Resuscitation can be done in the ambulance. Additionally, ECMO cannulation can
be started in the ambulance or sending site and then finished at the receiving
site.


In the book Checklist
Manifesto, there was a case of a young girl who drowned but was fished out
in 45 minutes. She had no signs of life, but was put on ECMO. Over the course
of 6 days, patient recovers back to her normal self. This story illustrates the
need for an enormous amount of coordination for ECMO to be successful.

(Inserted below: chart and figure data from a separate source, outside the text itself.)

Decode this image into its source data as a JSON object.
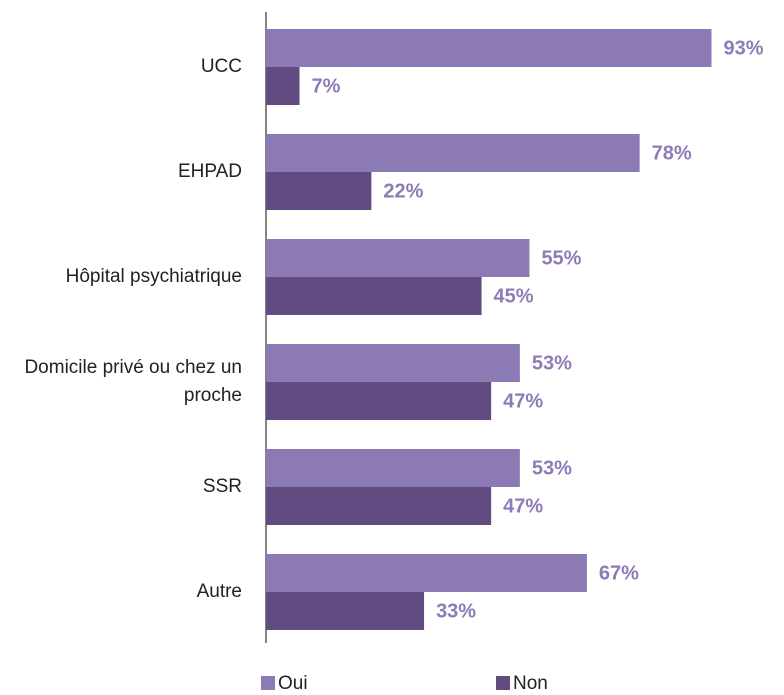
{
  "chart_data": {
    "type": "bar",
    "orientation": "horizontal",
    "categories": [
      "UCC",
      "EHPAD",
      "Hôpital psychiatrique",
      "Domicile privé ou chez un proche",
      "SSR",
      "Autre"
    ],
    "series": [
      {
        "name": "Oui",
        "color": "#8b7ab3",
        "values": [
          93,
          78,
          55,
          53,
          53,
          67
        ],
        "value_labels": [
          "93%",
          "78%",
          "55%",
          "53%",
          "53%",
          "67%"
        ]
      },
      {
        "name": "Non",
        "color": "#614b80",
        "values": [
          7,
          22,
          45,
          47,
          47,
          33
        ],
        "value_labels": [
          "7%",
          "22%",
          "45%",
          "47%",
          "47%",
          "33%"
        ]
      }
    ],
    "legend": "bottom"
  }
}
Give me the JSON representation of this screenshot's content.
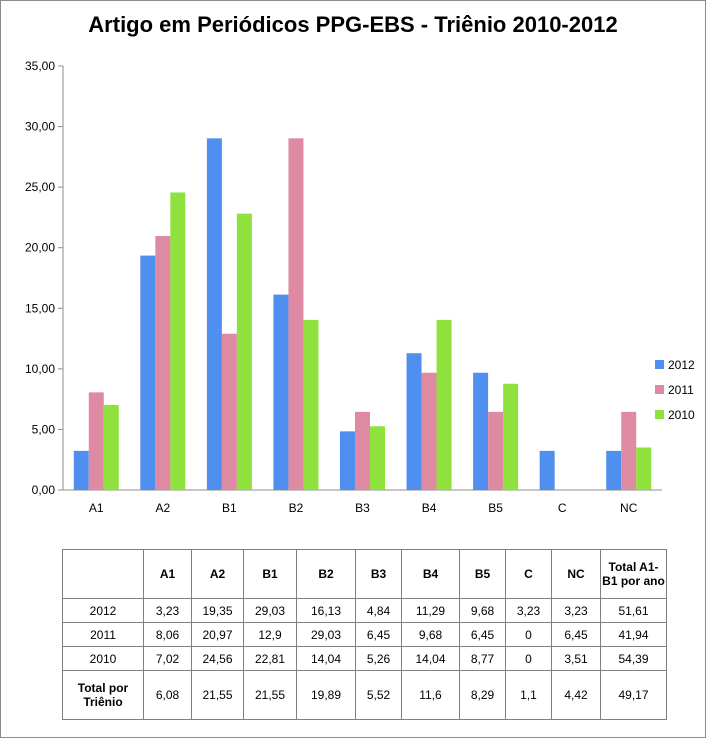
{
  "chart_data": {
    "type": "bar",
    "title": "Artigo em Periódicos PPG-EBS - Triênio 2010-2012",
    "categories": [
      "A1",
      "A2",
      "B1",
      "B2",
      "B3",
      "B4",
      "B5",
      "C",
      "NC"
    ],
    "series": [
      {
        "name": "2012",
        "color": "#4f8ff0",
        "values": [
          3.23,
          19.35,
          29.03,
          16.13,
          4.84,
          11.29,
          9.68,
          3.23,
          3.23
        ]
      },
      {
        "name": "2011",
        "color": "#de8aa2",
        "values": [
          8.06,
          20.97,
          12.9,
          29.03,
          6.45,
          9.68,
          6.45,
          0,
          6.45
        ]
      },
      {
        "name": "2010",
        "color": "#8fe23d",
        "values": [
          7.02,
          24.56,
          22.81,
          14.04,
          5.26,
          14.04,
          8.77,
          0,
          3.51
        ]
      }
    ],
    "ylim": [
      0,
      35
    ],
    "yticks": [
      "0,00",
      "5,00",
      "10,00",
      "15,00",
      "20,00",
      "25,00",
      "30,00",
      "35,00"
    ],
    "grid": false,
    "legend": "right"
  },
  "table": {
    "headers": [
      "",
      "A1",
      "A2",
      "B1",
      "B2",
      "B3",
      "B4",
      "B5",
      "C",
      "NC",
      "Total A1-B1 por ano"
    ],
    "rows": [
      {
        "label": "2012",
        "cells": [
          "3,23",
          "19,35",
          "29,03",
          "16,13",
          "4,84",
          "11,29",
          "9,68",
          "3,23",
          "3,23",
          "51,61"
        ]
      },
      {
        "label": "2011",
        "cells": [
          "8,06",
          "20,97",
          "12,9",
          "29,03",
          "6,45",
          "9,68",
          "6,45",
          "0",
          "6,45",
          "41,94"
        ]
      },
      {
        "label": "2010",
        "cells": [
          "7,02",
          "24,56",
          "22,81",
          "14,04",
          "5,26",
          "14,04",
          "8,77",
          "0",
          "3,51",
          "54,39"
        ]
      },
      {
        "label": "Total por Triênio",
        "cells": [
          "6,08",
          "21,55",
          "21,55",
          "19,89",
          "5,52",
          "11,6",
          "8,29",
          "1,1",
          "4,42",
          "49,17"
        ]
      }
    ]
  }
}
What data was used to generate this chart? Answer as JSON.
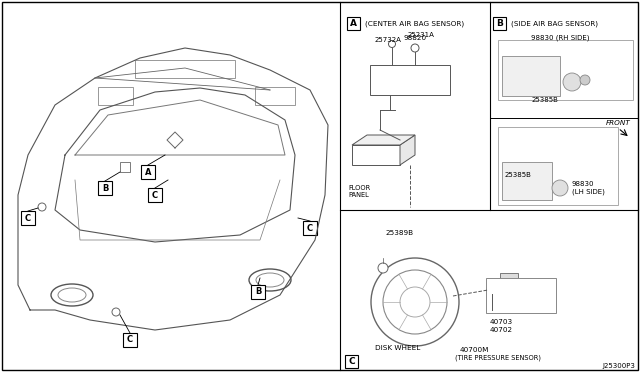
{
  "bg_color": "#ffffff",
  "text_color": "#000000",
  "fig_width": 6.4,
  "fig_height": 3.72,
  "section_A_label": "A",
  "section_A_title": "(CENTER AIR BAG SENSOR)",
  "section_B_label": "B",
  "section_B_title": "(SIDE AIR BAG SENSOR)",
  "section_C_label": "C",
  "part_98820": "98820",
  "part_25732A": "25732A",
  "part_25231A": "25231A",
  "floor_panel": "FLOOR\nPANEL",
  "part_98830_rh": "98830 (RH SIDE)",
  "part_25385B": "25385B",
  "part_98830_lh": "98830\n(LH SIDE)",
  "front_label": "FRONT",
  "part_25389B": "25389B",
  "part_40703": "40703",
  "part_40702": "40702",
  "disk_wheel": "DISK WHEEL",
  "part_40700M": "40700M",
  "tire_pressure": "(TIRE PRESSURE SENSOR)",
  "watermark": "J25300P3"
}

However,
currently ECMO is only available at certain centers and requires a lot of
training and expertise. It is also expensive (approximately $31,000 per patient).
Much more clinical and basic science research needs to be done for ECMO before
we can consider widespread usage.







An ECMO Poisoning Story on YouTube












References:


Shenoi AN, et al. Refractory Hypotension From Massive Bupropion Overdose Successfully Treated With Extracorporeal Membrane Oxygenation. Pediatric Emergency Care. Jan 2011;27:43-45.
Megarbane B, et al. Extracorporeal life support in a case of acute carbamazepine poisoning with life-threatening refractory myocardial failure. Intensive Care Medicine. 2006;32:1409-1413.
De Lange DW, Sikma MA, Meulenbelt J. Extracorporeal Membrane Oxygenation in the Treatment of Poisoned Patients. Clinical Toxicology. 2013;51:385-393. 
Masson R, Colas V, Parienti JJ, Lehoux P. Massetti M, Charbonneau P, Saulnier F, Daubin C. A Comparison of Survival With and Without Extracorporeal Life Support Treatment
for Severe Poisoning Due to Drug Intoxication. Resuscitation. 2013;83:1413-1417.
Goodwin DA, Lally KP, Null DM. Extracorporeal Membrane Oxygenation Support for Cardiac Dysfunction from Tricyclic Antidepressant Overdose. Critical Care Medicine. 1993;21:625-627.
Extracorporeal Membrane Oxygenation for ARDS in Adults. NEJM. Feb 2012;366:575-576.
Marcinak KE, Thomas IH, et al. Massive Ibuprofen Overdose Requiring Extracorporeal Membrane Oxygenation for Cardiovascular Support. Pediatric Critical Care Medicine. 2007;8:180-182.
Brodie D, Bacchetta M. Extracorporeal Membrane Oxygenation for ARDS in Adults. NEJM. Nov 2011;365:1905-1914.